HP Discover started today and with it comes the birage of new product announcements.  One fo the first ones is for the latest upgrade of the HP StoreOnce deduplication portfolio.  EMC is clearly the targeted competitor.  The DataDomain and Avamar portfolio are considered by many to be best of breed.  Then looking at target side deduplication, few have rivaled the DataDomain portfolio.

Just this past week, DataDomain release the DD990, at the time the fastest throughput archive disk device on the market with a 31 TB/hr throughput rate.  This is all done with a single hed unit device, not the much touted Global Deduplication Array (GDA) that was just released last year.  This same unit will give you remote replication to 270 sites, completing up to 570 concurrent backup jobs. This by itself is a great product and one that will work in even the largest environments, but what happens if you also want Source-side deduplication?
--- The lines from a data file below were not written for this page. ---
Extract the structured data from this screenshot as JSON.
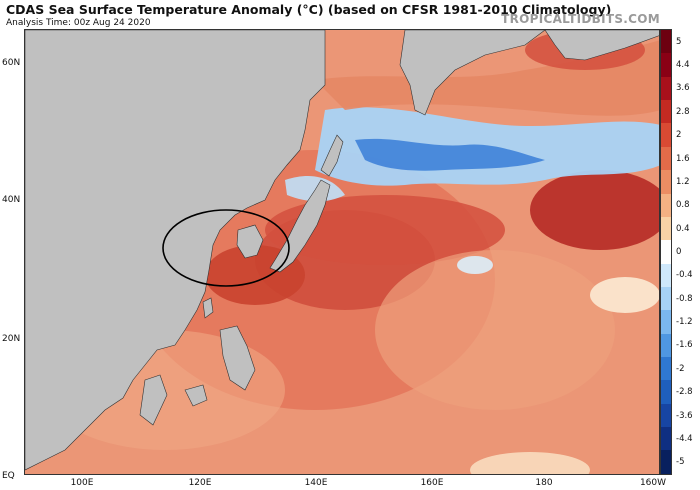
{
  "header": {
    "title": "CDAS Sea Surface Temperature Anomaly (°C) (based on CFSR 1981-2010 Climatology)",
    "subtitle": "Analysis Time: 00z Aug 24 2020",
    "brand": "TROPICALTIDBITS.COM"
  },
  "map": {
    "lat_labels": [
      "60N",
      "40N",
      "20N",
      "EQ"
    ],
    "lon_labels": [
      "100E",
      "120E",
      "140E",
      "160E",
      "180",
      "160W"
    ],
    "land_color": "#c0c0c0",
    "highlight": "ellipse around the Yellow Sea / East China Sea / Korea / southern Japan"
  },
  "colorbar": {
    "labels": [
      "5",
      "4.4",
      "3.6",
      "2.8",
      "2",
      "1.6",
      "1.2",
      "0.8",
      "0.4",
      "0",
      "-0.4",
      "-0.8",
      "-1.2",
      "-1.6",
      "-2",
      "-2.8",
      "-3.6",
      "-4.4",
      "-5"
    ],
    "colors": [
      "#6d0010",
      "#8a0015",
      "#a8101b",
      "#c42a22",
      "#d94a33",
      "#e36b49",
      "#ec8d63",
      "#f4b183",
      "#f9d3a6",
      "#ffffff",
      "#cfe8fb",
      "#a7d2f6",
      "#7bb7ef",
      "#4f97e2",
      "#2f78d1",
      "#1f5fbd",
      "#1745a3",
      "#0f2f82",
      "#08205e"
    ]
  }
}
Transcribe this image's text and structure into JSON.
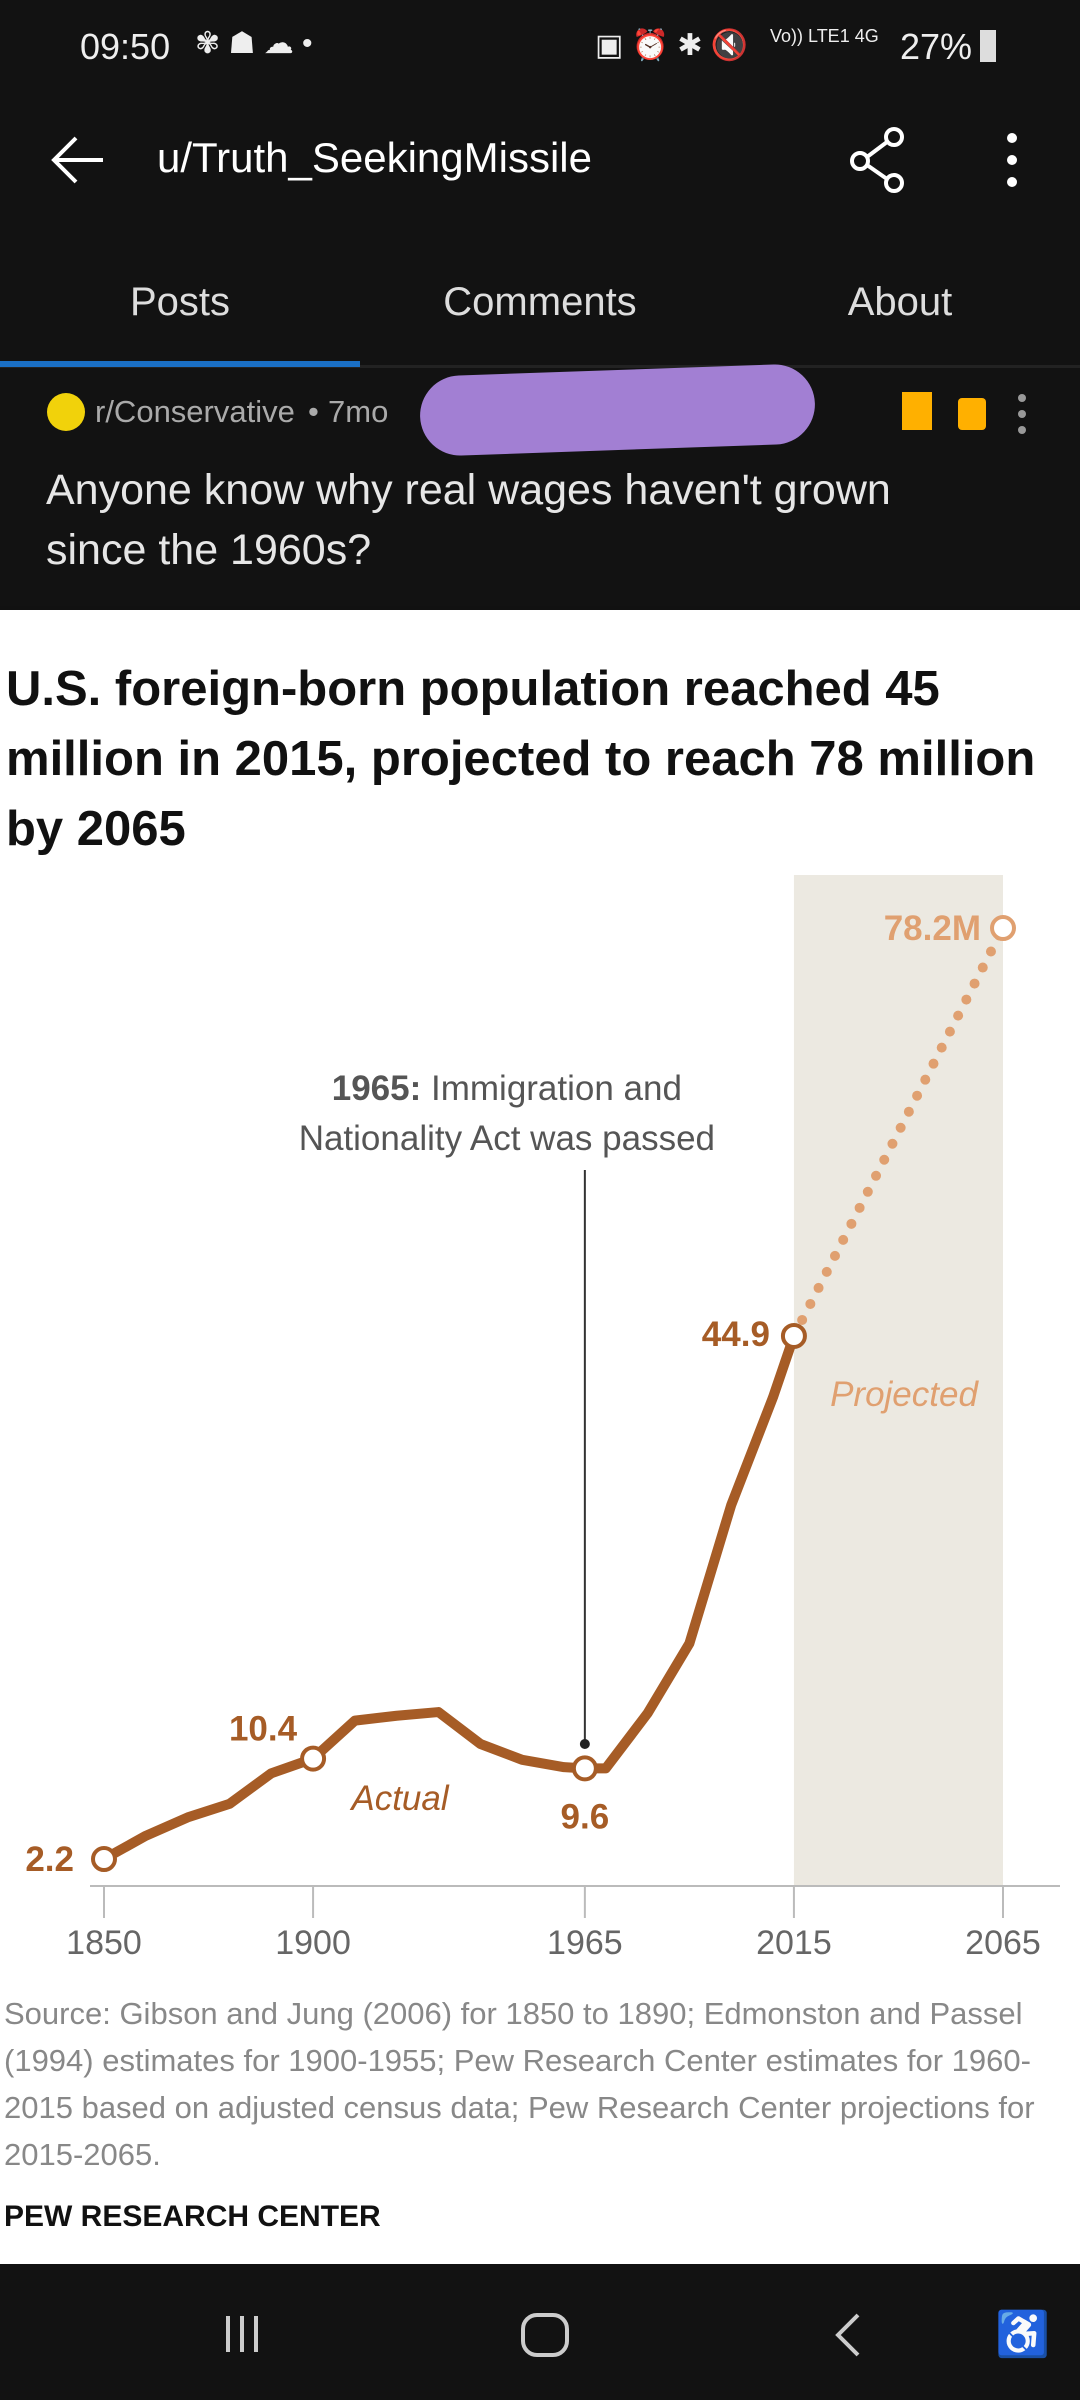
{
  "status_bar": {
    "time": "09:50",
    "network": "Vo)) LTE1 4G",
    "battery": "27%"
  },
  "header": {
    "title": "u/Truth_SeekingMissile"
  },
  "tabs": [
    {
      "label": "Posts",
      "active": true
    },
    {
      "label": "Comments"
    },
    {
      "label": "About"
    }
  ],
  "post": {
    "subreddit": "r/Conservative",
    "age": "7mo",
    "title": "Anyone know why real wages haven't grown since the 1960s?",
    "accent": "#ffb000",
    "redaction_color": "#a27fd3"
  },
  "chart_data": {
    "type": "line",
    "title": "U.S. foreign-born population reached 45 million in 2015, projected to reach 78 million by 2065",
    "xlabel": "",
    "ylabel": "",
    "x_ticks": [
      "1850",
      "1900",
      "1965",
      "2015",
      "2065"
    ],
    "xlim": [
      1850,
      2065
    ],
    "ylim": [
      0,
      80
    ],
    "grid": false,
    "series": [
      {
        "name": "Actual",
        "color": "#a65c26",
        "x": [
          1850,
          1860,
          1870,
          1880,
          1890,
          1900,
          1910,
          1920,
          1930,
          1940,
          1950,
          1960,
          1965,
          1970,
          1980,
          1990,
          2000,
          2010,
          2015
        ],
        "values": [
          2.2,
          4.1,
          5.6,
          6.7,
          9.2,
          10.4,
          13.5,
          13.9,
          14.2,
          11.6,
          10.3,
          9.7,
          9.6,
          9.6,
          14.1,
          19.8,
          31.1,
          39.9,
          44.9
        ]
      },
      {
        "name": "Projected",
        "color": "#e0a070",
        "x": [
          2015,
          2065
        ],
        "values": [
          44.9,
          78.2
        ]
      }
    ],
    "data_labels": [
      {
        "x": 1850,
        "label": "2.2"
      },
      {
        "x": 1900,
        "label": "10.4"
      },
      {
        "x": 1965,
        "label": "9.6"
      },
      {
        "x": 2015,
        "label": "44.9"
      },
      {
        "x": 2065,
        "label": "78.2M"
      }
    ],
    "shaded_region": {
      "from": 2015,
      "to": 2065,
      "color": "#ece9e1"
    },
    "annotation": {
      "x": 1965,
      "bold": "1965:",
      "line1": " Immigration and",
      "line2": "Nationality Act was passed"
    },
    "source": "Source: Gibson and Jung (2006) for 1850 to 1890; Edmonston and Passel (1994) estimates for 1900-1955; Pew Research Center estimates for 1960-2015 based on adjusted census data; Pew Research Center projections for 2015-2065.",
    "credit": "PEW RESEARCH CENTER"
  }
}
In comes Avamar.  In my experience, the single backup application that when a customer is asked if they like their backup solutions, they actually respond “Yes.”  Avamar requires a separate grid and if you want to replicate from a remote site you may end up with a design similar to ones I designed a few years ago.  You deploy a client on a endpoint, back up to a small Avamar grid or Avamar Virtual Edition (AVE) and then replicate that branch office back to a main grid at the centralized datacenter.
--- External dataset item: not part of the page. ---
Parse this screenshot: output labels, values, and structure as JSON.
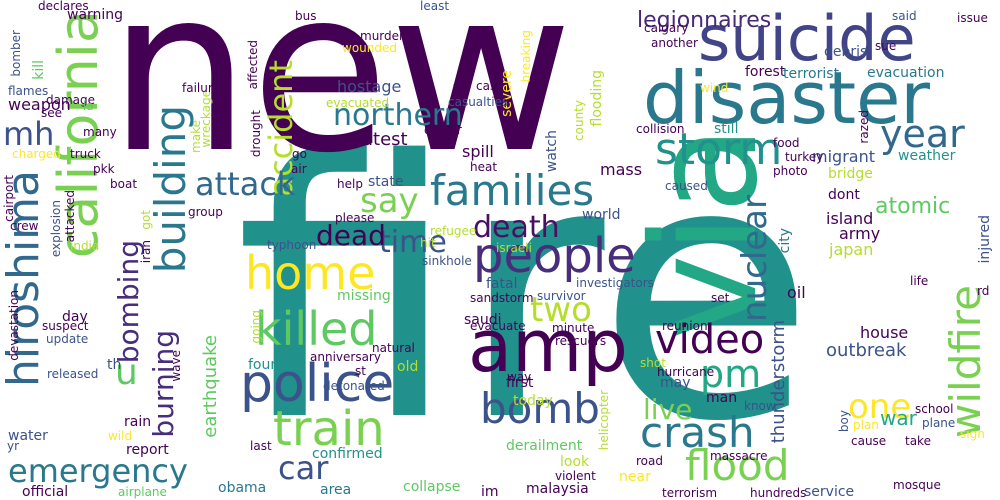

This all sounds great unless you want to have all your data in a single place and in a single backup solution.  If you have been in the EMC circles you have heard the possibility of Avamar backing up to a DataDomain appliance for years, but as of yet they are still seperate systems.
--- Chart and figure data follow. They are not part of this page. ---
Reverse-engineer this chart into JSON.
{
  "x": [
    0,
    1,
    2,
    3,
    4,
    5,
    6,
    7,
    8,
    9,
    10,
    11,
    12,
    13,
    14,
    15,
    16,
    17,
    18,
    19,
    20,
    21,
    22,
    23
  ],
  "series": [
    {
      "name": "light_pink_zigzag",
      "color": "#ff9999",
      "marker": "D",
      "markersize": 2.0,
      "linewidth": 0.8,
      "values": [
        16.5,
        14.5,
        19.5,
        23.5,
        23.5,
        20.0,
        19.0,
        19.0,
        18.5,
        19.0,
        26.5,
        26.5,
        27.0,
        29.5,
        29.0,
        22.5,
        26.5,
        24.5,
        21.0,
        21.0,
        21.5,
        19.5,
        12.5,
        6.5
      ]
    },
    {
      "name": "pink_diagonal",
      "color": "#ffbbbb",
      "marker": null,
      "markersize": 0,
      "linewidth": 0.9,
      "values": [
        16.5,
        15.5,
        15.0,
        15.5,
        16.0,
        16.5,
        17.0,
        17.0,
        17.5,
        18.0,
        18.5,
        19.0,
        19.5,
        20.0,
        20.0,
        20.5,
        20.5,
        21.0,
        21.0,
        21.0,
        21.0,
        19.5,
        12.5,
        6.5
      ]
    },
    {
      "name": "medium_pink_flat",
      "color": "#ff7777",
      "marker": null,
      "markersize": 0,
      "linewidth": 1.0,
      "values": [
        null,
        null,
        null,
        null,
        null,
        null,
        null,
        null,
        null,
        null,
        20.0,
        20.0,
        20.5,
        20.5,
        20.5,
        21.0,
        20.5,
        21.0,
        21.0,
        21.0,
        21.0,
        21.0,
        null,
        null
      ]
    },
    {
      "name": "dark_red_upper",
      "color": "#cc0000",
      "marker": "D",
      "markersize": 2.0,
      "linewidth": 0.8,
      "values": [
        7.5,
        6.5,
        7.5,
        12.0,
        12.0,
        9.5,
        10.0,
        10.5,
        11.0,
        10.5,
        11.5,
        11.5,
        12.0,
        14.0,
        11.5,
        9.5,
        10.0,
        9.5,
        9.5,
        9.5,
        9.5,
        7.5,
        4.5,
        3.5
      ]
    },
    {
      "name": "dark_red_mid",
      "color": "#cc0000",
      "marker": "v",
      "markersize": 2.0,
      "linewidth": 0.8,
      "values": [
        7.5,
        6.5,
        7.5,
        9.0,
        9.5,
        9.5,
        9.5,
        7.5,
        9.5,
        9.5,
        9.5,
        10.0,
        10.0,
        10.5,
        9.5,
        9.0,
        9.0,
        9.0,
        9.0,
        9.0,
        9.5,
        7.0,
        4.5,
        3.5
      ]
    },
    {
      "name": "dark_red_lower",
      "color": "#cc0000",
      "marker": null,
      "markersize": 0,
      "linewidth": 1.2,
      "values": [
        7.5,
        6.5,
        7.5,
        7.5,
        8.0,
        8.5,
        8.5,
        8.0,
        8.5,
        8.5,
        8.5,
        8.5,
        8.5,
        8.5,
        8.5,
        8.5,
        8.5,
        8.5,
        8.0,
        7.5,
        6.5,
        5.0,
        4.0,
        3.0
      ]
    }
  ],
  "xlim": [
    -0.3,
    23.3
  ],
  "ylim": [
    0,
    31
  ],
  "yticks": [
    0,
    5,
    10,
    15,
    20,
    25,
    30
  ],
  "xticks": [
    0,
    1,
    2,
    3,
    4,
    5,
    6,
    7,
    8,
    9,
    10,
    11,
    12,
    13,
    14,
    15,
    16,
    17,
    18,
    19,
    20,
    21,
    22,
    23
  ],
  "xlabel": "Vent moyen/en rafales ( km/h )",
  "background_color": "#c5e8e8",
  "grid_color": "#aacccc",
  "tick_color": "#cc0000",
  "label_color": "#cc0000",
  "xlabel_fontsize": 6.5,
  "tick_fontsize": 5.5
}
In comes StoreOnce.  Today’s announcement for StoreOnce comes in two parts the first performance and the second usability.  For performance HP went directly after the DD990 with the latest rendition of the B6200 Backup System.  This new solution supports up to 100 TB/hour of backups and up to 40 TB/hour of restore.  Personally I think that second part is probably just as important if not more important.

Now what do I do to increase usability? Federated Deduplication is HP’s answer to Avamar.  While still requiring the integration with either Symantec OST, or DataProtector 7, StoreOnce Catalyst allows a application server to handle a local backup to any of the approved backup targets, and then replicate without rehydrating the data to a similar device at the datacenter.  You now get source-side deduplication with Catalyst at a remote site, and target side dedupe with the main StoreOnce system.

See it in action bere: http://goo.gl/gNltj

The question that remains to be seen is will this really take a bite out of the enterprise backup market, or will it just force EMC to make the step of combining Avamar with DataDomain?  Guess ti remains to be seen, but the performance to me would sure make me think twice before purchasing a new backup device.